Amen, 1-40-50, ist nicht nur glauben, vertrauen, üben, der Künstler und der Handwerker, sondern auch die Verbindung der 1 mit dem man (Manna), dem Brot, das vom Himmel herabkommt. Ferner summiert sich amen, wenn man alle drei Zeichen zusammenzählt zur 91 (1+40+50) und in der Doppelung (als Zwilling) wird daraus 182, das wiederum ist der Zahlenwert von Jakob, 10-70-100-2, der den Traum von der Leiter hat, die aus ZWEI Senkrechten besteht. Es gibt kein Herabsteigen alleine und kein Aufsteigen alleine, immer gehören beide zusammen. Bei der ersten Nennung des „wahrlich wahrlich“ im Joh.-Ev. sehen wir wieder deutlich den Bezug zu Jakobs Traum:


Und er spricht zu ihm: Wahrlich, wahrlich, ich sage euch: Ihr werdet den Himmel geöffnet sehen und die Engel Gottes auf- und niedersteigen auf den Sohn des Menschen.

Johannes 1,51


Das „Wahrlich“ ist also kein „Verstärker“ oder ein Benachdrucken dessen, was in der Rede folgt, sondern ein direkter Hinweis darauf, dass es sich um eine Mitteilung „von oben“ handelt, deren Zielsetzung das Zurückkehren „nach oben“ ist. Es ist eine Botschaft, die raumzeitlich – das wäre linear horizontal – NICHT zu verstehen ist und keinesfalls als solche gelesen oder vermittelt werden darf. Man könnte noch beachten, dass das Wort amen mit dem Wert 91 auch das Produkt aus 3 ½ x 26 ist, dem Wert des Namens Gottes (JHWH, 10-5-6-5). Das Ab- UND das Aufsteigen entsprechen der vollen Verbindung, die man in der Elektronik eine bidirektionale Form der Kommunikation nennt und dann „installiert“, wenn man zu dem ausgehenden Signal eine Rückmeldung erwartet, um das nächste Signal in Abhängigkeit zur Rückmeldung zu erzeugen. Anders ausgedrückt ist es ein lebendiges Gespräch, in welchem man in ständiger Aufmerksamkeit aufeinander agiert und reagiert. Organisch wäre die Entsprechung das motorische und das sensorische Leitungssystem zwischen dem ZNS (zentrales Nervensystem) und der Peripherie. Ferner bringt man am menschlichen Körper damit auch den Wirbel bzw. Scheitel am Kopf in Verbindung, der nach der Geburt (Fontanelle, franz. „kleine Quelle“) noch „offen“ ist und erst im Laufe der nächsten Monate verhärtet. Der Scheitel zeugt von der Trennung, der Scheidung die wir alle erlebt haben, als wir in diese Welt gekommen sind. „Scheitel“ kommt im Dt. von scheiden.
Das Wort „vertikal“ meint Wirbel und Scheitel, denn der Begriff kommt vom lat. vertex (verticis) »Wirbel, Scheitel«. Stammwort ist lat. vertere (versum) »kehren, wenden, drehen«. Von dort kommt auch der „Vers“ – man drehe und wende jeden Bibel-Vers und betrachte ihn von allen Seiten. Aber zuvörderst sehe man ihn in seiner Bedeutung als Weg zwischen oben und unten.

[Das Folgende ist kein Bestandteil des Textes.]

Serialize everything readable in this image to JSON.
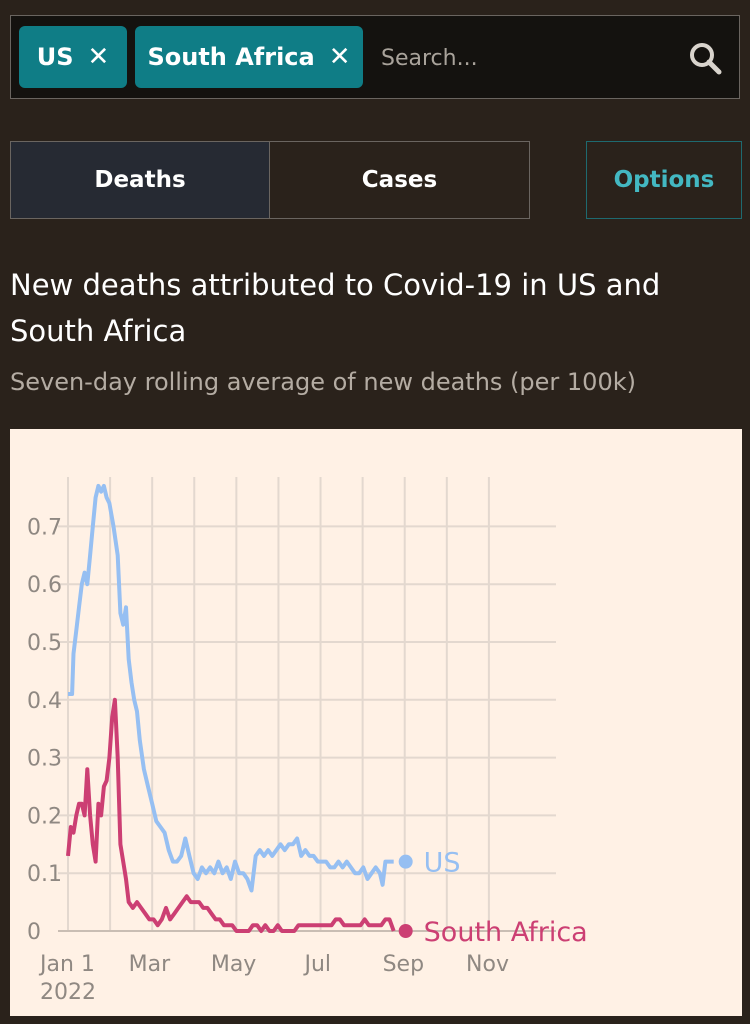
{
  "filters": {
    "chips": [
      {
        "label": "US",
        "remove_icon": "✕"
      },
      {
        "label": "South Africa",
        "remove_icon": "✕"
      }
    ],
    "search_placeholder": "Search..."
  },
  "tabs": {
    "deaths": "Deaths",
    "cases": "Cases",
    "options": "Options"
  },
  "chart_data": {
    "type": "line",
    "title": "New deaths attributed to Covid-19 in US and South Africa",
    "subtitle": "Seven-day rolling average of new deaths (per 100k)",
    "ylim": [
      0,
      0.75
    ],
    "y_ticks": [
      "0",
      "0.1",
      "0.2",
      "0.3",
      "0.4",
      "0.5",
      "0.6",
      "0.7"
    ],
    "x_ticks": [
      {
        "label": "Jan 1",
        "sublabel": "2022",
        "day": 0
      },
      {
        "label": "Mar",
        "sublabel": "",
        "day": 59
      },
      {
        "label": "May",
        "sublabel": "",
        "day": 120
      },
      {
        "label": "Jul",
        "sublabel": "",
        "day": 181
      },
      {
        "label": "Sep",
        "sublabel": "",
        "day": 243
      },
      {
        "label": "Nov",
        "sublabel": "",
        "day": 304
      }
    ],
    "grid": true,
    "colors": {
      "US": "#96bff2",
      "South Africa": "#cc3f73",
      "grid": "#e3d8cf",
      "tick_text": "#8f8882",
      "background": "#fff1e5"
    },
    "series": [
      {
        "name": "US",
        "points": [
          [
            0,
            0.41
          ],
          [
            3,
            0.41
          ],
          [
            4,
            0.48
          ],
          [
            6,
            0.52
          ],
          [
            8,
            0.56
          ],
          [
            10,
            0.6
          ],
          [
            12,
            0.62
          ],
          [
            14,
            0.6
          ],
          [
            16,
            0.65
          ],
          [
            18,
            0.7
          ],
          [
            20,
            0.75
          ],
          [
            22,
            0.77
          ],
          [
            24,
            0.76
          ],
          [
            26,
            0.77
          ],
          [
            28,
            0.75
          ],
          [
            30,
            0.74
          ],
          [
            33,
            0.7
          ],
          [
            36,
            0.65
          ],
          [
            38,
            0.55
          ],
          [
            40,
            0.53
          ],
          [
            42,
            0.56
          ],
          [
            44,
            0.47
          ],
          [
            46,
            0.43
          ],
          [
            48,
            0.4
          ],
          [
            50,
            0.38
          ],
          [
            52,
            0.33
          ],
          [
            55,
            0.28
          ],
          [
            58,
            0.25
          ],
          [
            61,
            0.22
          ],
          [
            64,
            0.19
          ],
          [
            67,
            0.18
          ],
          [
            70,
            0.17
          ],
          [
            73,
            0.14
          ],
          [
            76,
            0.12
          ],
          [
            79,
            0.12
          ],
          [
            82,
            0.13
          ],
          [
            85,
            0.16
          ],
          [
            88,
            0.13
          ],
          [
            91,
            0.1
          ],
          [
            94,
            0.09
          ],
          [
            97,
            0.11
          ],
          [
            100,
            0.1
          ],
          [
            103,
            0.11
          ],
          [
            106,
            0.1
          ],
          [
            109,
            0.12
          ],
          [
            112,
            0.1
          ],
          [
            115,
            0.11
          ],
          [
            118,
            0.09
          ],
          [
            121,
            0.12
          ],
          [
            124,
            0.1
          ],
          [
            127,
            0.1
          ],
          [
            130,
            0.09
          ],
          [
            133,
            0.07
          ],
          [
            136,
            0.13
          ],
          [
            139,
            0.14
          ],
          [
            142,
            0.13
          ],
          [
            145,
            0.14
          ],
          [
            148,
            0.13
          ],
          [
            151,
            0.14
          ],
          [
            154,
            0.15
          ],
          [
            157,
            0.14
          ],
          [
            160,
            0.15
          ],
          [
            163,
            0.15
          ],
          [
            166,
            0.16
          ],
          [
            169,
            0.13
          ],
          [
            172,
            0.14
          ],
          [
            175,
            0.13
          ],
          [
            178,
            0.13
          ],
          [
            181,
            0.12
          ],
          [
            184,
            0.12
          ],
          [
            187,
            0.12
          ],
          [
            190,
            0.11
          ],
          [
            193,
            0.11
          ],
          [
            196,
            0.12
          ],
          [
            199,
            0.11
          ],
          [
            202,
            0.12
          ],
          [
            205,
            0.11
          ],
          [
            208,
            0.1
          ],
          [
            211,
            0.1
          ],
          [
            214,
            0.11
          ],
          [
            217,
            0.09
          ],
          [
            220,
            0.1
          ],
          [
            223,
            0.11
          ],
          [
            226,
            0.1
          ],
          [
            228,
            0.08
          ],
          [
            230,
            0.12
          ],
          [
            233,
            0.12
          ],
          [
            236,
            0.12
          ]
        ]
      },
      {
        "name": "South Africa",
        "points": [
          [
            0,
            0.13
          ],
          [
            2,
            0.18
          ],
          [
            4,
            0.17
          ],
          [
            6,
            0.2
          ],
          [
            8,
            0.22
          ],
          [
            10,
            0.22
          ],
          [
            12,
            0.2
          ],
          [
            14,
            0.28
          ],
          [
            16,
            0.2
          ],
          [
            18,
            0.15
          ],
          [
            20,
            0.12
          ],
          [
            22,
            0.22
          ],
          [
            24,
            0.2
          ],
          [
            26,
            0.25
          ],
          [
            28,
            0.26
          ],
          [
            30,
            0.3
          ],
          [
            32,
            0.37
          ],
          [
            34,
            0.4
          ],
          [
            36,
            0.3
          ],
          [
            38,
            0.15
          ],
          [
            40,
            0.12
          ],
          [
            42,
            0.09
          ],
          [
            44,
            0.05
          ],
          [
            47,
            0.04
          ],
          [
            50,
            0.05
          ],
          [
            53,
            0.04
          ],
          [
            56,
            0.03
          ],
          [
            59,
            0.02
          ],
          [
            62,
            0.02
          ],
          [
            65,
            0.01
          ],
          [
            68,
            0.02
          ],
          [
            71,
            0.04
          ],
          [
            74,
            0.02
          ],
          [
            77,
            0.03
          ],
          [
            80,
            0.04
          ],
          [
            83,
            0.05
          ],
          [
            86,
            0.06
          ],
          [
            89,
            0.05
          ],
          [
            92,
            0.05
          ],
          [
            95,
            0.05
          ],
          [
            98,
            0.04
          ],
          [
            101,
            0.04
          ],
          [
            104,
            0.03
          ],
          [
            107,
            0.02
          ],
          [
            110,
            0.02
          ],
          [
            113,
            0.01
          ],
          [
            116,
            0.01
          ],
          [
            119,
            0.01
          ],
          [
            122,
            0.0
          ],
          [
            125,
            0.0
          ],
          [
            128,
            0.0
          ],
          [
            131,
            0.0
          ],
          [
            134,
            0.01
          ],
          [
            137,
            0.01
          ],
          [
            140,
            0.0
          ],
          [
            143,
            0.01
          ],
          [
            146,
            0.0
          ],
          [
            149,
            0.0
          ],
          [
            152,
            0.01
          ],
          [
            155,
            0.0
          ],
          [
            158,
            0.0
          ],
          [
            161,
            0.0
          ],
          [
            164,
            0.0
          ],
          [
            167,
            0.01
          ],
          [
            170,
            0.01
          ],
          [
            173,
            0.01
          ],
          [
            176,
            0.01
          ],
          [
            179,
            0.01
          ],
          [
            182,
            0.01
          ],
          [
            185,
            0.01
          ],
          [
            188,
            0.01
          ],
          [
            191,
            0.01
          ],
          [
            194,
            0.02
          ],
          [
            197,
            0.02
          ],
          [
            200,
            0.01
          ],
          [
            203,
            0.01
          ],
          [
            206,
            0.01
          ],
          [
            209,
            0.01
          ],
          [
            212,
            0.01
          ],
          [
            215,
            0.02
          ],
          [
            218,
            0.01
          ],
          [
            221,
            0.01
          ],
          [
            224,
            0.01
          ],
          [
            227,
            0.01
          ],
          [
            230,
            0.02
          ],
          [
            233,
            0.02
          ],
          [
            236,
            0.0
          ]
        ]
      }
    ],
    "end_labels": [
      {
        "series": "US",
        "text": "US"
      },
      {
        "series": "South Africa",
        "text": "South Africa"
      }
    ]
  }
}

Wahrlich bedeutet anhand dieser Ableitung „ich spreche vertikal und verbinde mit meinen Worten Himmel und Erde in beide Richtungen“, aber objektiv lässt sich das nicht beweisen; der Glaube und das Vertrauen (aman) aber erlangen stufenweise Zutritt auf Ebenen, von denen aus man eine ganz andere ÜBER-SICHT erhält.